11- Obama, “büyük bir medeniyete sahip olduğunun” altını çizdiği İran’ın “barış ve refaha mı, yoksa daha fazla silaha mı yatırım yapacağına bu ülkenin kendisinin karar vereceğini” vurgulayarak İran halkına Ankara’dan mesaj gönderdi.
12- İslam dünyasına Türkiye’den seslenip seslenmeyeceği tartışma konusu olan Obama, bu konuda önemli mesajlar verdi. Obama’nın, “ABD hiçbir zaman İslam’la savaşta değildir ve olmayacaktır.

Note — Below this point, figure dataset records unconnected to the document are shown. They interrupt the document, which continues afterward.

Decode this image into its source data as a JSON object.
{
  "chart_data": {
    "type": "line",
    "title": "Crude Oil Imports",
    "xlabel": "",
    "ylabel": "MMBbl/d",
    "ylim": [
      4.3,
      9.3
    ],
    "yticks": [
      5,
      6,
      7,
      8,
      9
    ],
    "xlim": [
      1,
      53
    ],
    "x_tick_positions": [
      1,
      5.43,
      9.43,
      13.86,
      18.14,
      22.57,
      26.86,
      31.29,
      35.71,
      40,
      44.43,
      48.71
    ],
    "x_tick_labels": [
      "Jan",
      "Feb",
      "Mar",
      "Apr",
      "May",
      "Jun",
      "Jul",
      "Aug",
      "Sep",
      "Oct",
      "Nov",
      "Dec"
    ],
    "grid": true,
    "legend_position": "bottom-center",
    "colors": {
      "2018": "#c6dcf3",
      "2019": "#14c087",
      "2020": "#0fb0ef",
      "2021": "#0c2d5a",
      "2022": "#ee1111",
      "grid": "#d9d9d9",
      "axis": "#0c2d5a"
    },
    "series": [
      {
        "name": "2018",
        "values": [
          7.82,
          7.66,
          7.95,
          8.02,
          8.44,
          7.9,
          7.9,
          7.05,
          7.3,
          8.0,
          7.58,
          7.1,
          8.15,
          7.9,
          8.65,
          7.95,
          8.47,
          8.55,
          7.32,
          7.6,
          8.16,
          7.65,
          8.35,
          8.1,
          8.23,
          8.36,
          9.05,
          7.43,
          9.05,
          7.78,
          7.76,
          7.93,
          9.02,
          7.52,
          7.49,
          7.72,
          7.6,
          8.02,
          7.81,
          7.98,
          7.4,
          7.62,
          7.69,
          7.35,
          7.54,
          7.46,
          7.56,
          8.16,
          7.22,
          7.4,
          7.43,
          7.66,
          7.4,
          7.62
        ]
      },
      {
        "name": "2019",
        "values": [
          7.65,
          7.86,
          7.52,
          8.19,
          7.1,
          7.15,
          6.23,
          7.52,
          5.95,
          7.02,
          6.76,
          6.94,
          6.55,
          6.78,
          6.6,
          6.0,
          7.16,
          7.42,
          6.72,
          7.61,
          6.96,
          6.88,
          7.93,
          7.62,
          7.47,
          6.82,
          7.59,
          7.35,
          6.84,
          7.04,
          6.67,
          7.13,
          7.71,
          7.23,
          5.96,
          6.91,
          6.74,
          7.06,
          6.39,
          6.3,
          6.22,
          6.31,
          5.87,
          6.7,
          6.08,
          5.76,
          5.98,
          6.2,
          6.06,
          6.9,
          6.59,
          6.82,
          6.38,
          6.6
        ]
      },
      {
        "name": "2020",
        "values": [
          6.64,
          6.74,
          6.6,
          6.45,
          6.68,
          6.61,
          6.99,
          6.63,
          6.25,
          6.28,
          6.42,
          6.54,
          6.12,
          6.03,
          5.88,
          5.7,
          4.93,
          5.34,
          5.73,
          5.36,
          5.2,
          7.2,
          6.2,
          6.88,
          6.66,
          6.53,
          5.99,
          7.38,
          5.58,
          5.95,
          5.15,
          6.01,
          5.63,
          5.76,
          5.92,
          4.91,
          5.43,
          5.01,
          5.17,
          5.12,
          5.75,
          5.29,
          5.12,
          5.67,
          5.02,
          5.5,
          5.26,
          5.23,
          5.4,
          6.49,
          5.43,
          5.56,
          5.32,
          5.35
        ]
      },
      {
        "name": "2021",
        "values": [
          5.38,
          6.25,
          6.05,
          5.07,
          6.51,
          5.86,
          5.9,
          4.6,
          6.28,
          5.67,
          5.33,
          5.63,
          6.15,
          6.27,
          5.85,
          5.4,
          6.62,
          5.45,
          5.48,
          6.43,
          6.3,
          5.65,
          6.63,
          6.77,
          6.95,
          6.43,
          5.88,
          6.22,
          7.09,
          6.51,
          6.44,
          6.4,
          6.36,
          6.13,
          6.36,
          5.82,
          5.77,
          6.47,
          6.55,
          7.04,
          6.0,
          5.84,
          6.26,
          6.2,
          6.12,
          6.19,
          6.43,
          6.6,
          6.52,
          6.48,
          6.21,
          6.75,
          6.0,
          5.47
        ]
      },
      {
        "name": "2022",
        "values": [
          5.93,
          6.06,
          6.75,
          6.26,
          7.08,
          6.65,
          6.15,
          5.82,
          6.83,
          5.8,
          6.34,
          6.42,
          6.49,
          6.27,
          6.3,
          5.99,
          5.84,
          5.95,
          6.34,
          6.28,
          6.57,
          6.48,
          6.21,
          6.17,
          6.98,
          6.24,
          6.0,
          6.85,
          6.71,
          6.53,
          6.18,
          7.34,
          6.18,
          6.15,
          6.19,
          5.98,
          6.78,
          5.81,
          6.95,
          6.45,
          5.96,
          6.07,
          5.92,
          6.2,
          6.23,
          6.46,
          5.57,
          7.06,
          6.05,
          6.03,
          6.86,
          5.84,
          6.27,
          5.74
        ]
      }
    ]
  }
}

ABD’nin Müslüman dünyayla ilişkisi sadece terörizm karşıtlığıyla sınırlanamaz” sözleri Genel Kurul’da alkışlandı. ABD Başkanı’nın, Müslüman üyeye sahip çok sayıda Amerikan ailesi olduğunu vurgularken “bu durumu çok iyi bildiğini, çünkü kendisinin de öyle bir aileden geldiğini” söylemesi İslam dünyası için büyük bir sembolik değer taşıyor.
13- ABD’de yeni bir dönemin başladığını, Obama’nın Ankara’daki açıklamalarının bütününe bakarak da söylemek mümkün. Obama açıklamalarıyla, selefi Bush’un aksine “tek kutuplu dünyanın hükümdarı” rolüne soyunmuş bir başkandan ziyade, küresel ve bölgesel sorunların çözümü için diyalog ve işbirliği arayan gerçekçi bir lider portresi çizdi.
14- Obama’nın “diyalog ve değişim” mesajlarını, muhalefet liderleriyle bir araya gelmesi, bu arada Başbakan Tayyip Erdoğan’ın terör örgütünü kınamadıkları gerekçesiyle randevu vermediği DTP yönetimiyle de buluşmasında da okumak mümkündü. Atatürk’ün vizyonuna sahip çıkan vurgularıyla dikkat çeken Obama, adeta “Türkiye’yi değişmeye davet eden bir Atatürkçü” gibi Ankara’dan ayrıldı!